Property tax appeals can save homeowners and investors thousands of dollars per year if their assessed value exceeds the true market value. Counties reassess properties periodically, and overassessments are more common than most people realize. Studies show that 30–60% of properties are overassessed, and successful appeals typically reduce taxes by 10–25%.
This calculator shows your potential savings by comparing your current assessed value against a target (lower) assessed value, then multiplying the difference by your local mill rate.

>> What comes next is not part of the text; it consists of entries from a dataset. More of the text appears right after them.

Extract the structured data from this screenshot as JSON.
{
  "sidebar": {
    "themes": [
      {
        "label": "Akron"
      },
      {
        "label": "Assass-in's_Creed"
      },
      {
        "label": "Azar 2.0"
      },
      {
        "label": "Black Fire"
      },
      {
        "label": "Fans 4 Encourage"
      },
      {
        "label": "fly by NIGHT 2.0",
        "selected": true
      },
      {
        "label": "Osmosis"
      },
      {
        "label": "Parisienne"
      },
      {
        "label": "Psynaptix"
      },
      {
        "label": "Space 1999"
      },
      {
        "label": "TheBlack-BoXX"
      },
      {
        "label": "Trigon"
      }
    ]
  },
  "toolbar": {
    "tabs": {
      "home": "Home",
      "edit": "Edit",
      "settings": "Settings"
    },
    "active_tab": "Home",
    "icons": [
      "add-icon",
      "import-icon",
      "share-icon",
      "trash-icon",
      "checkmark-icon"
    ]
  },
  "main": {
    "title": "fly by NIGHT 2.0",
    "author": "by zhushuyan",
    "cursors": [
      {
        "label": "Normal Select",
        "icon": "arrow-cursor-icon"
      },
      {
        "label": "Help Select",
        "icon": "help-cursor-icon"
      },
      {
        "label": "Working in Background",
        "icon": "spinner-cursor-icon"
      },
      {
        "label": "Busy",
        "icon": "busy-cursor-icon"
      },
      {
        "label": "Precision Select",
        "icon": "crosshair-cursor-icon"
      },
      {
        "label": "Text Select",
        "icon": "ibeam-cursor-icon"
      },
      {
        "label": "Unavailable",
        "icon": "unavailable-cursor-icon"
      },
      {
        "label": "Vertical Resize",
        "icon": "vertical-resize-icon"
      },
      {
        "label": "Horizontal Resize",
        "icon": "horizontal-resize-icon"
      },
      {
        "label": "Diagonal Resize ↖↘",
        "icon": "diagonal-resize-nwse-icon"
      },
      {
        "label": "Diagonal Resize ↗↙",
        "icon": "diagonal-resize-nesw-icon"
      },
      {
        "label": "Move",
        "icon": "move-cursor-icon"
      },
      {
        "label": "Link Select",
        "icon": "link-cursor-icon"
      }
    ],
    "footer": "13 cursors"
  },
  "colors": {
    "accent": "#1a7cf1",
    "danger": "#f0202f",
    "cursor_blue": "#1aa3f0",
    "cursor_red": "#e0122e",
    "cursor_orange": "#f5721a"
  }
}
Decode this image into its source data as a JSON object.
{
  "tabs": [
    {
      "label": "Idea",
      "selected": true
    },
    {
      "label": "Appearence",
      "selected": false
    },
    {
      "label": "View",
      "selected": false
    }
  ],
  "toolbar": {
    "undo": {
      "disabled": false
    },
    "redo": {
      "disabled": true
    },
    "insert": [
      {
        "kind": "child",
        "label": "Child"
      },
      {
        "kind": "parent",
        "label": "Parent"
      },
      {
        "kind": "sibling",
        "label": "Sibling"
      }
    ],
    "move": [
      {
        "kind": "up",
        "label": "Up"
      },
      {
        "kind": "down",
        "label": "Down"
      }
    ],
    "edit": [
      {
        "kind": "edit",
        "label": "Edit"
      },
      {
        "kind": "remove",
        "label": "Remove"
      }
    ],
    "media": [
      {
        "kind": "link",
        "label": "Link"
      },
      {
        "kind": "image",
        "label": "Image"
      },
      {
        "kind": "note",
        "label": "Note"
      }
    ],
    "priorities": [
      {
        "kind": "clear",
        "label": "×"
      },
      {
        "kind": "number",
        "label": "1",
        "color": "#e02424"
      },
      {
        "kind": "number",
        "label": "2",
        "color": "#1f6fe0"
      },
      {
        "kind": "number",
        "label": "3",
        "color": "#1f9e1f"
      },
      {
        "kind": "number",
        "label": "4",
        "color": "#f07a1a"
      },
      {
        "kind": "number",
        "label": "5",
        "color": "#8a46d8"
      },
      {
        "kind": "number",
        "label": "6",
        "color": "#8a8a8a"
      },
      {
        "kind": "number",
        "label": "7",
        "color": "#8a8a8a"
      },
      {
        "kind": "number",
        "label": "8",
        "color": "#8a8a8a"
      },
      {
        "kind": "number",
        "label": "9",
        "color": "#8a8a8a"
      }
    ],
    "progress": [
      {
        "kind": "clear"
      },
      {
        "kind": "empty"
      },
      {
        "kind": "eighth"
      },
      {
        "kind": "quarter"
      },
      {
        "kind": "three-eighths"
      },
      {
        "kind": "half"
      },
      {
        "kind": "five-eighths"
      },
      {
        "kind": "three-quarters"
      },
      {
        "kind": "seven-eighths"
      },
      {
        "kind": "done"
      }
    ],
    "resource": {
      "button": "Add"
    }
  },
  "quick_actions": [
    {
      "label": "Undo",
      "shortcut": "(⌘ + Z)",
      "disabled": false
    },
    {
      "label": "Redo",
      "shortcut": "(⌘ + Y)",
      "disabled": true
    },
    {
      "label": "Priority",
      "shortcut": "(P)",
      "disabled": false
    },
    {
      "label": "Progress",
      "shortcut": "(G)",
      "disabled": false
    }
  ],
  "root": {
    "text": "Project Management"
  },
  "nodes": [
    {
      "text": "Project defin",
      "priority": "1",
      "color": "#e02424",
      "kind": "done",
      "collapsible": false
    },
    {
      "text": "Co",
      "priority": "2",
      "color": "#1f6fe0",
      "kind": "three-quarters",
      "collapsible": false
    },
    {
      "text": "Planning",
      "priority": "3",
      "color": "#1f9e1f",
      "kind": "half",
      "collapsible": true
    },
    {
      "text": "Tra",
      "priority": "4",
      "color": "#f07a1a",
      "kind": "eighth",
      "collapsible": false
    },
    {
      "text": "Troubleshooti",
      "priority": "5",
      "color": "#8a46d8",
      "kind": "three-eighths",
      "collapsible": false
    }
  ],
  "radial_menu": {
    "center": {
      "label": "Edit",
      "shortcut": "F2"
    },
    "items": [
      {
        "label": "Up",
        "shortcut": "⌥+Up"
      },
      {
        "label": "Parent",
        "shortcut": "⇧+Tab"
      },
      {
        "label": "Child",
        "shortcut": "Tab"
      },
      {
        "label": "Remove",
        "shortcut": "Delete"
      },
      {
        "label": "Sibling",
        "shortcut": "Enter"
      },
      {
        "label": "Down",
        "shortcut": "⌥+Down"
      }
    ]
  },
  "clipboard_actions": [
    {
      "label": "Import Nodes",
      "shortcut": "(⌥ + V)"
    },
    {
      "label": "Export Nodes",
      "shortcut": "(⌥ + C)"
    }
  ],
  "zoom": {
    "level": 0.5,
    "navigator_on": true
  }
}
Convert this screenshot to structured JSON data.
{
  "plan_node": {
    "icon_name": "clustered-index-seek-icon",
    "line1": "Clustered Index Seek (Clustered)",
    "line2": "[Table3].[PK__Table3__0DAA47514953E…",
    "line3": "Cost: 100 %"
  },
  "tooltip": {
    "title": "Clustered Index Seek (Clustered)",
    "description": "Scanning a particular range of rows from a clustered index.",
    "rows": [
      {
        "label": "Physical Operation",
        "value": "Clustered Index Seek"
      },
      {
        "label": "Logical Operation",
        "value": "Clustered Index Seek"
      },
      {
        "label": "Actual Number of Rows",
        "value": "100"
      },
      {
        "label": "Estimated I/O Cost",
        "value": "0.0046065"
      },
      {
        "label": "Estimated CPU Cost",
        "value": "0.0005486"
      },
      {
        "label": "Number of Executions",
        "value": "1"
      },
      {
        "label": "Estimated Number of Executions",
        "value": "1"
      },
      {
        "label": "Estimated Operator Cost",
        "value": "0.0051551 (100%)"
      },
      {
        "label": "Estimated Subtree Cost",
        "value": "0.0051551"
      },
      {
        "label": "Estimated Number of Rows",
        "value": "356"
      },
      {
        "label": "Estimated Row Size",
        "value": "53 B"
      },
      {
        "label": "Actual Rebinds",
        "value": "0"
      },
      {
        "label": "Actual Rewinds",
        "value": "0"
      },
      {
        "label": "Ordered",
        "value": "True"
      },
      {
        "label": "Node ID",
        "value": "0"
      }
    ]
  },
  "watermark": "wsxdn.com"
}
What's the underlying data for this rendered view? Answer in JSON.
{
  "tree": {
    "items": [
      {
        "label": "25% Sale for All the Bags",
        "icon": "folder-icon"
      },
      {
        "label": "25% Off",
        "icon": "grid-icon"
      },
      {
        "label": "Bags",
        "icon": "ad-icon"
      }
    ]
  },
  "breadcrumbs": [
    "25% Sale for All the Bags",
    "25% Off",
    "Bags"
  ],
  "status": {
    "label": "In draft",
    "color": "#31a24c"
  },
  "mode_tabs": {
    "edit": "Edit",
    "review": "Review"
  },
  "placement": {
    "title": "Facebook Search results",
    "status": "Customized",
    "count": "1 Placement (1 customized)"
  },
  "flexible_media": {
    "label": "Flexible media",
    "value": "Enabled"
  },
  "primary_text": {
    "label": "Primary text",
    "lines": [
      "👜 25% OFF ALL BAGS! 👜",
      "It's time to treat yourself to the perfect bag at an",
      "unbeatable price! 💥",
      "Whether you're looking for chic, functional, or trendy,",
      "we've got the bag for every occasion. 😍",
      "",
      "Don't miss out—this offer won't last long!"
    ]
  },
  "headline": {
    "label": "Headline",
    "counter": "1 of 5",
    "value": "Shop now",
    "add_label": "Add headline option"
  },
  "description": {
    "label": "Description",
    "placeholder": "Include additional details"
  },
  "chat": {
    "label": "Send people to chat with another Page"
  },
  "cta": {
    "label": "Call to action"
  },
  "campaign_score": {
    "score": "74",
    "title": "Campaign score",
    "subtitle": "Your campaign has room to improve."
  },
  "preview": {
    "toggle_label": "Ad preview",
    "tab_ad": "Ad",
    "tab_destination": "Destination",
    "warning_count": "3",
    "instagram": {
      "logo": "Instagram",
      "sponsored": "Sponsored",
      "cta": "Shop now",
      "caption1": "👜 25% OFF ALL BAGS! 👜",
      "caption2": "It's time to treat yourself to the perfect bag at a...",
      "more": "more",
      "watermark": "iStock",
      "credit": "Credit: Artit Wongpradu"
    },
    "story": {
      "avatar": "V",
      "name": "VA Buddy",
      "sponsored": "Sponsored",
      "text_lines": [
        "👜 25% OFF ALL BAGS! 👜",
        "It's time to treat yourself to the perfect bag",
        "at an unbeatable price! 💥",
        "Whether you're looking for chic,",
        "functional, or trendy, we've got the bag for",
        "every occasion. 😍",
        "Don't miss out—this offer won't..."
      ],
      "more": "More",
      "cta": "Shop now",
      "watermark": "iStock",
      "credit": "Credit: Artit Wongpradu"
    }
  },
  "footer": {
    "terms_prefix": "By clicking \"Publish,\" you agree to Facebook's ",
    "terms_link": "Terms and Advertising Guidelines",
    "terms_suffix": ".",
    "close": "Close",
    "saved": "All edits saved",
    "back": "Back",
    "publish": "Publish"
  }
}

It also projects cumulative savings over multiple years, since a successful appeal often lasts until the next reassessment cycle.
The appeal process varies by jurisdiction but generally involves filing a protest within a deadline window (often 30–90 days after receiving your assessment notice), providing comparable sales data or an independent appraisal, and attending a hearing. Many jurisdictions allow informal hearings that can be resolved quickly. Given the potential savings, even a modest reduction in assessed value can be well worth the effort.
Property taxes are often the largest recurring expense for real estate investors and a major cost for homeowners. Even a small reduction in assessed value can save thousands over the assessment cycle. This calculator quantifies that savings so you can decide whether to invest the time and cost in filing an appeal.
Annual Savings = (Current Assessed − Target Assessed) × (Mill Rate / 1000) Cumulative Savings = Annual Savings × Years Until Reassessment
Result: $1,250/year — $3,750 over 3 years
Reducing the assessed value from $350,000 to $300,000 (a $50,000 reduction) at a 25 mill rate saves $1,250 per year. Over 3 years until the next reassessment cycle, that's $3,750 in cumulative savings—easily justifying the cost of an appeal.
Appeal when your assessed value exceeds your property's market value, when comparable properties are assessed lower, when your assessment increased significantly without property improvements, or when the assessor has incorrect property details (square footage, lot size, condition).
Most jurisdictions follow this sequence: receive assessment notice, file protest within deadline, attend informal hearing, proceed to formal hearing if needed, and receive decision. The entire process typically takes 2–6 months. Many cases resolve at the informal stage.
If an appeal costs $500 total (appraisal + time) and saves $1,250 per year for 3 years, that's a 650% ROI. Even a small reduction can be worthwhile—a $20,000 reduction at a 25 mill rate saves $500/year, which quickly recoups a modest filing cost.
A mill rate is the amount of tax per $1,000 of assessed value. A mill rate of 25 means you pay $25 per $1,000 of assessed value, or 2.5%. Mill rates vary by jurisdiction and can range from 10 to 50+ mills. Check your tax bill for your specific rate.
Success rates vary by jurisdiction but typically range from 40–70% for well-supported appeals. Properties with clear overassessments relative to comparable sales have the best chances. Having professional appraisals or detailed comp analysis increases success significantly.
Filing fees are usually $0–50. An attorney specializing in property tax appeals charges $200–$500 flat or a contingency fee of 25–40% of first-year savings. An independent appraisal costs $300–$500. Many appeals can be done without professional help.
In most jurisdictions, filing an appeal cannot increase your assessed value. However, the assessor may notice other issues (unpermitted additions, missed improvements) during the process. In a few states, the board can raise assessments, so check your local rules.
Savings typically last until the next reassessment cycle, which occurs every 1–5 years depending on your jurisdiction. Some states reassess annually, while others do so every 3–5 years. The longer the cycle, the more cumulative savings from a successful appeal.
The best evidence includes recent comparable sales (similar homes sold for less than your assessed value), an independent appraisal, photos of property condition issues, and evidence of errors in the assessor's property description (wrong square footage, lot size, etc.).